Chetan Anand Saheb’s shack was also located there. After his swim, Dad would walk up to it, calling out to Chetan-ji. The two of them would sit on the steps of the shack, have a cup of coffee and share the latest news about the film industry. They were close friends, both struggling at that time.
Apart from exercising and looking after his diet, Dad, I remember, read numerous books about acting. He read Stanislavsky several times over and some others whose names I don’t remember. He often rehearsed in front of the mirror, modulating his voice and looking at his expression while he did so. After dinner, I remember, as the family sat around him, he read out Harivansh Rai-ji Bachchan’s Hindi translation of Hamlet and other Shakespearean plays. He thought the world of Bachchan Saheb! Dad also recited his poetry, as well as some poems by Kaifi Azmi Saheb, who was his close friend and comrade.
There was no television, CDs or home theatres those days. Dad watched movies in theatres, and those he liked, he saw again and again. He studied the acting techniques of other actors (not just Indian but also Hollywood). I remember one day, he took me to see a film called The Defiant Ones at the Eros cinema. We saw the 3.30 show, then the 6.30 show and then he insisted on seeing the night show too (after treating me to a quick bite at a nearby restaurant). After a few years, he did the same thing when he saw David Lean’s Bridge on the River Kwai. He was particularly impressed by William Holden’s acting. ‘William Holden was something!’ he said. ‘Sir Alec Guinness was acting. This man William Holden was himself. He was natural, realistic and truthful. Sir Alec could learn something from him.’

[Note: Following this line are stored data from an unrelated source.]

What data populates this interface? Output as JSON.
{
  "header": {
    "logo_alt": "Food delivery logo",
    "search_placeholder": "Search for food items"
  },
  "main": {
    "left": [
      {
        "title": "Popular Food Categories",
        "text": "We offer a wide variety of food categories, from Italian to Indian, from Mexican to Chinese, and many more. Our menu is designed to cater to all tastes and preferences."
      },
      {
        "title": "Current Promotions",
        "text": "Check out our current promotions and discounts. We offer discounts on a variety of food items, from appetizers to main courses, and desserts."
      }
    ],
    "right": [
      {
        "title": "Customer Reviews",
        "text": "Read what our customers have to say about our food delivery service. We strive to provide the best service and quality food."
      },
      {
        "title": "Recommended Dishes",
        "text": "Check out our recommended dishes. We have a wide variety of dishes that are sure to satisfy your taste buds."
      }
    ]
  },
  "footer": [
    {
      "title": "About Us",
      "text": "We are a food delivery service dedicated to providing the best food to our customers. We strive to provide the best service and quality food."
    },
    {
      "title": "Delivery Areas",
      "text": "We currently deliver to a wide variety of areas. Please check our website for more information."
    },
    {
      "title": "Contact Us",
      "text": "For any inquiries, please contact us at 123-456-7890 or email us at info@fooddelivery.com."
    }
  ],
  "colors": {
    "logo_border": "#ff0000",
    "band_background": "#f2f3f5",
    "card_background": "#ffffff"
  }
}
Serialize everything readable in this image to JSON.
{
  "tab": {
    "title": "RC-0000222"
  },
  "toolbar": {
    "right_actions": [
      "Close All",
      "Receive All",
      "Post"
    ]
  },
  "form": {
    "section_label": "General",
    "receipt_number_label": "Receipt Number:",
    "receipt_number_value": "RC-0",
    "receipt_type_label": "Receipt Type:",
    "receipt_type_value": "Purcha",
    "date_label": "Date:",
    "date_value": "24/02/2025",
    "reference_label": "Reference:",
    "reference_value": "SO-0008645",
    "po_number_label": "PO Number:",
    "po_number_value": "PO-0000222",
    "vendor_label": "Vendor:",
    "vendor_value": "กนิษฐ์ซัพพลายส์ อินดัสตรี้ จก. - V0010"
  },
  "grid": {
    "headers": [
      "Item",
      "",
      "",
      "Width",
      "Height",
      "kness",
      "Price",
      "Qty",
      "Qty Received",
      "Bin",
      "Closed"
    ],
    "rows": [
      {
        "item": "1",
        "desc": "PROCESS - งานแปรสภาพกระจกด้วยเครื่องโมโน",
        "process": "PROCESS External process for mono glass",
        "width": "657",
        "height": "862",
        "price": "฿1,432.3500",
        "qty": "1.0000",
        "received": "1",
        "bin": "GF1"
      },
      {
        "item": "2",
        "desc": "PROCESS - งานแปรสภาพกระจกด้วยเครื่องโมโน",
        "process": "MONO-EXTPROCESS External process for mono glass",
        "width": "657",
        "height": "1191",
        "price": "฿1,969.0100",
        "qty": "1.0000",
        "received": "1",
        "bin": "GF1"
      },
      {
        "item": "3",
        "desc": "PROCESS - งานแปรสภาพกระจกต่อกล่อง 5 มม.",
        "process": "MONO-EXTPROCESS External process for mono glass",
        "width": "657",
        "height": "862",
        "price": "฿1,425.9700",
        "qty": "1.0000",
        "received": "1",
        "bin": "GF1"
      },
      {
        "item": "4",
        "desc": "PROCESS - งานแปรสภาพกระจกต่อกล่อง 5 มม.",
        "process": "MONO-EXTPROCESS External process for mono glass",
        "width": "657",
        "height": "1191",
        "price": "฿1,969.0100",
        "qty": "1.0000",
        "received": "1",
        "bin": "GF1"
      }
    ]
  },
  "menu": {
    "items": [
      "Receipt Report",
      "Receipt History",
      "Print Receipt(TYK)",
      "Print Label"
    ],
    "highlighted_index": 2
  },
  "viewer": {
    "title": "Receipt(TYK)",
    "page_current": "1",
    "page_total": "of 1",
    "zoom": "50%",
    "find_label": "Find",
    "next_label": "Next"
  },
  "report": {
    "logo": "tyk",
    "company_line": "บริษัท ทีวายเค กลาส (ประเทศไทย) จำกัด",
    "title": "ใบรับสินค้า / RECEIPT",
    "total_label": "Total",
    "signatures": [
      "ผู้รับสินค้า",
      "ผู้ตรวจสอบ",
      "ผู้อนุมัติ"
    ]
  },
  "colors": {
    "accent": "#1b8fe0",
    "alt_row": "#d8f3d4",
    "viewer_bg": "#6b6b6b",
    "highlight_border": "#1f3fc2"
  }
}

In addition to films, Dad went to see a Marathi play at Shivaji Mandir every week. He thought Marathi actors were a cut above the rest and he could learn a lot from them. I was in Shivaji School in Pune in the fifth or sixth class when he was inv
ited to give a speech at the Shanwar Wada (an old fortress in the heart of Pune dating from Shivaji’s time) one evening. He spoke in Marathi, much to the delight of the audience. When I asked him why he had addressed the audience in Marathi, he said, ‘One must learn and know the language of the part of India where one lives. I learnt Bengali when I was in Bengal. I must master Marathi when I am in Maharashtra. Marathi is a great language with a great literature. Some of the Bhakti poets of Maharashtra are mentioned and quoted even in the Guru Granth Sahib. Did you know that?’

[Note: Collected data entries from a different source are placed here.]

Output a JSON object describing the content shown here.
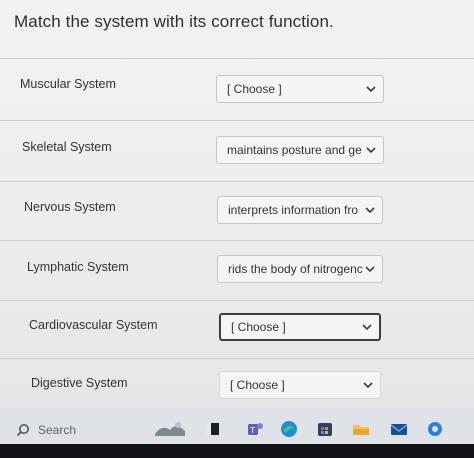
{
  "question": {
    "title": "Match the system with its correct function."
  },
  "rows": [
    {
      "label": "Muscular System",
      "value": "[ Choose ]"
    },
    {
      "label": "Skeletal System",
      "value": "maintains posture and ge"
    },
    {
      "label": "Nervous System",
      "value": "interprets information fro"
    },
    {
      "label": "Lymphatic System",
      "value": "rids the body of nitrogenc"
    },
    {
      "label": "Cardiovascular System",
      "value": "[ Choose ]"
    },
    {
      "label": "Digestive System",
      "value": "[ Choose ]"
    }
  ],
  "taskbar": {
    "search_placeholder": "Search",
    "icons": [
      "weather-icon",
      "file-explorer-icon",
      "teams-icon",
      "edge-browser-icon",
      "store-icon",
      "folder-icon",
      "mail-icon",
      "settings-icon"
    ]
  },
  "colors": {
    "page_bg": "#eceeef",
    "text": "#2f3438",
    "border": "#c3c7cb",
    "taskbar": "#dfe3e7"
  }
}
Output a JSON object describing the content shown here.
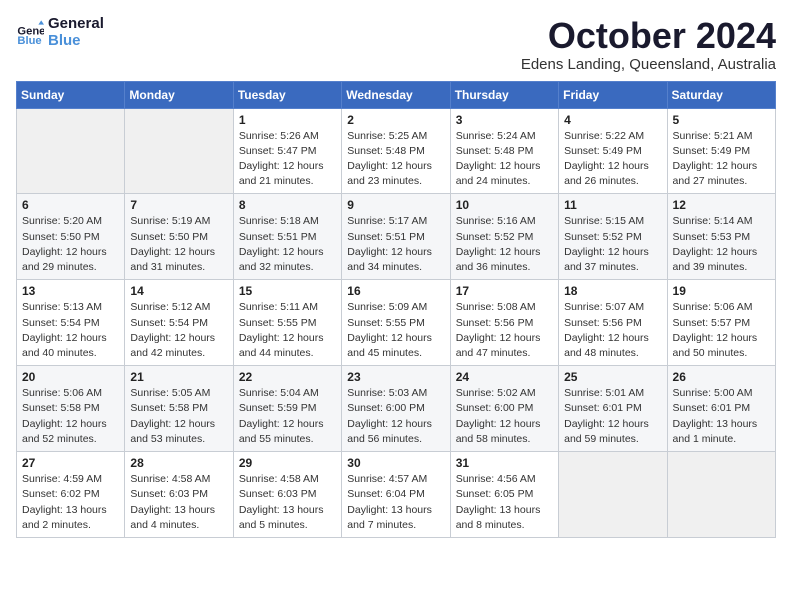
{
  "logo": {
    "line1": "General",
    "line2": "Blue"
  },
  "title": "October 2024",
  "location": "Edens Landing, Queensland, Australia",
  "days_of_week": [
    "Sunday",
    "Monday",
    "Tuesday",
    "Wednesday",
    "Thursday",
    "Friday",
    "Saturday"
  ],
  "weeks": [
    [
      {
        "day": "",
        "info": ""
      },
      {
        "day": "",
        "info": ""
      },
      {
        "day": "1",
        "info": "Sunrise: 5:26 AM\nSunset: 5:47 PM\nDaylight: 12 hours\nand 21 minutes."
      },
      {
        "day": "2",
        "info": "Sunrise: 5:25 AM\nSunset: 5:48 PM\nDaylight: 12 hours\nand 23 minutes."
      },
      {
        "day": "3",
        "info": "Sunrise: 5:24 AM\nSunset: 5:48 PM\nDaylight: 12 hours\nand 24 minutes."
      },
      {
        "day": "4",
        "info": "Sunrise: 5:22 AM\nSunset: 5:49 PM\nDaylight: 12 hours\nand 26 minutes."
      },
      {
        "day": "5",
        "info": "Sunrise: 5:21 AM\nSunset: 5:49 PM\nDaylight: 12 hours\nand 27 minutes."
      }
    ],
    [
      {
        "day": "6",
        "info": "Sunrise: 5:20 AM\nSunset: 5:50 PM\nDaylight: 12 hours\nand 29 minutes."
      },
      {
        "day": "7",
        "info": "Sunrise: 5:19 AM\nSunset: 5:50 PM\nDaylight: 12 hours\nand 31 minutes."
      },
      {
        "day": "8",
        "info": "Sunrise: 5:18 AM\nSunset: 5:51 PM\nDaylight: 12 hours\nand 32 minutes."
      },
      {
        "day": "9",
        "info": "Sunrise: 5:17 AM\nSunset: 5:51 PM\nDaylight: 12 hours\nand 34 minutes."
      },
      {
        "day": "10",
        "info": "Sunrise: 5:16 AM\nSunset: 5:52 PM\nDaylight: 12 hours\nand 36 minutes."
      },
      {
        "day": "11",
        "info": "Sunrise: 5:15 AM\nSunset: 5:52 PM\nDaylight: 12 hours\nand 37 minutes."
      },
      {
        "day": "12",
        "info": "Sunrise: 5:14 AM\nSunset: 5:53 PM\nDaylight: 12 hours\nand 39 minutes."
      }
    ],
    [
      {
        "day": "13",
        "info": "Sunrise: 5:13 AM\nSunset: 5:54 PM\nDaylight: 12 hours\nand 40 minutes."
      },
      {
        "day": "14",
        "info": "Sunrise: 5:12 AM\nSunset: 5:54 PM\nDaylight: 12 hours\nand 42 minutes."
      },
      {
        "day": "15",
        "info": "Sunrise: 5:11 AM\nSunset: 5:55 PM\nDaylight: 12 hours\nand 44 minutes."
      },
      {
        "day": "16",
        "info": "Sunrise: 5:09 AM\nSunset: 5:55 PM\nDaylight: 12 hours\nand 45 minutes."
      },
      {
        "day": "17",
        "info": "Sunrise: 5:08 AM\nSunset: 5:56 PM\nDaylight: 12 hours\nand 47 minutes."
      },
      {
        "day": "18",
        "info": "Sunrise: 5:07 AM\nSunset: 5:56 PM\nDaylight: 12 hours\nand 48 minutes."
      },
      {
        "day": "19",
        "info": "Sunrise: 5:06 AM\nSunset: 5:57 PM\nDaylight: 12 hours\nand 50 minutes."
      }
    ],
    [
      {
        "day": "20",
        "info": "Sunrise: 5:06 AM\nSunset: 5:58 PM\nDaylight: 12 hours\nand 52 minutes."
      },
      {
        "day": "21",
        "info": "Sunrise: 5:05 AM\nSunset: 5:58 PM\nDaylight: 12 hours\nand 53 minutes."
      },
      {
        "day": "22",
        "info": "Sunrise: 5:04 AM\nSunset: 5:59 PM\nDaylight: 12 hours\nand 55 minutes."
      },
      {
        "day": "23",
        "info": "Sunrise: 5:03 AM\nSunset: 6:00 PM\nDaylight: 12 hours\nand 56 minutes."
      },
      {
        "day": "24",
        "info": "Sunrise: 5:02 AM\nSunset: 6:00 PM\nDaylight: 12 hours\nand 58 minutes."
      },
      {
        "day": "25",
        "info": "Sunrise: 5:01 AM\nSunset: 6:01 PM\nDaylight: 12 hours\nand 59 minutes."
      },
      {
        "day": "26",
        "info": "Sunrise: 5:00 AM\nSunset: 6:01 PM\nDaylight: 13 hours\nand 1 minute."
      }
    ],
    [
      {
        "day": "27",
        "info": "Sunrise: 4:59 AM\nSunset: 6:02 PM\nDaylight: 13 hours\nand 2 minutes."
      },
      {
        "day": "28",
        "info": "Sunrise: 4:58 AM\nSunset: 6:03 PM\nDaylight: 13 hours\nand 4 minutes."
      },
      {
        "day": "29",
        "info": "Sunrise: 4:58 AM\nSunset: 6:03 PM\nDaylight: 13 hours\nand 5 minutes."
      },
      {
        "day": "30",
        "info": "Sunrise: 4:57 AM\nSunset: 6:04 PM\nDaylight: 13 hours\nand 7 minutes."
      },
      {
        "day": "31",
        "info": "Sunrise: 4:56 AM\nSunset: 6:05 PM\nDaylight: 13 hours\nand 8 minutes."
      },
      {
        "day": "",
        "info": ""
      },
      {
        "day": "",
        "info": ""
      }
    ]
  ]
}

Dad formed his own theatre group, The Juhu Art Theatre. ‘Acting on the stage is the best exercise for one’s acting muscles,’ he would say. He continued to take an active part in IPTA plays, even when he had become a big name in the film industry, travelling with the troupe wherever it went to perform a play out of Bombay. Everyone travelled in what was called ‘third class’, but a first-class ticket was bought for Dad. I went with him on one such occasion to Baroda. He refused to travel first class, insisting on sharing the carriage with the rest of the cast and crew. There was no room for him to sleep! I remember, one night, he insisted on sleeping on the floor under one of the berths of the carriage! Despite the dirt and dust, with no air-conditioning, he slept on the floor the whole night.

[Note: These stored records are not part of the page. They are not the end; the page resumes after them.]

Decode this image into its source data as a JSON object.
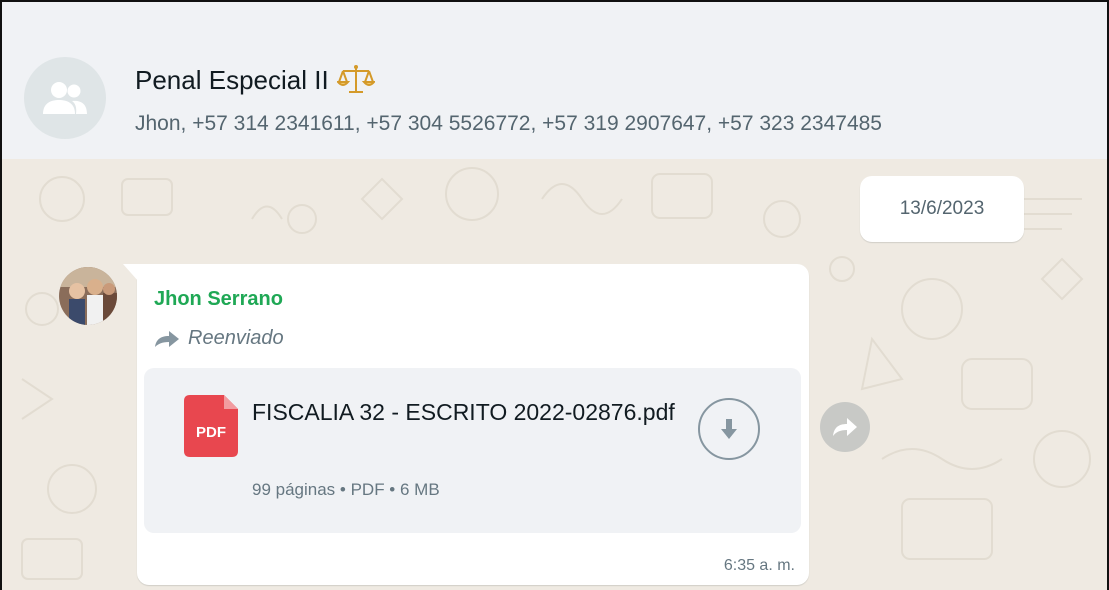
{
  "header": {
    "title": "Penal Especial II",
    "members": "Jhon, +57 314 2341611, +57 304 5526772, +57 319 2907647, +57 323 2347485",
    "avatar_icon": "group-icon",
    "title_emoji_icon": "balance-scale-icon"
  },
  "chat": {
    "date_chip": "13/6/2023",
    "message": {
      "sender": "Jhon Serrano",
      "forwarded_label": "Reenviado",
      "document": {
        "icon_label": "PDF",
        "filename": "FISCALIA 32 - ESCRITO 2022-02876.pdf",
        "meta": "99 páginas • PDF • 6 MB"
      },
      "time": "6:35 a. m."
    }
  },
  "colors": {
    "header_bg": "#f0f2f5",
    "chat_bg": "#efeae2",
    "sender_name": "#1fa855",
    "pdf_red": "#e8474f"
  }
}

Dad believed in ‘socialist realism’ which meant ‘method acting.’ He took incredible pains over every role he enacted. He always looked for and found a model in real life for the character he was to portray to give a third dimension to art and experience the joy of creation. And then he studied the mannerisms, the manner, the intonations, the gait, the laughter and also the background of his model. After that he rehearsed for hours before the mirror. Perhaps this was a throwback to his teen years. He remembered, ‘No sooner I returned home from an English movie that I would run to my mirror and “admire” myself from every possible angle.’ Only now this habit was for self-criticism and self-improvement rather than self-admiration.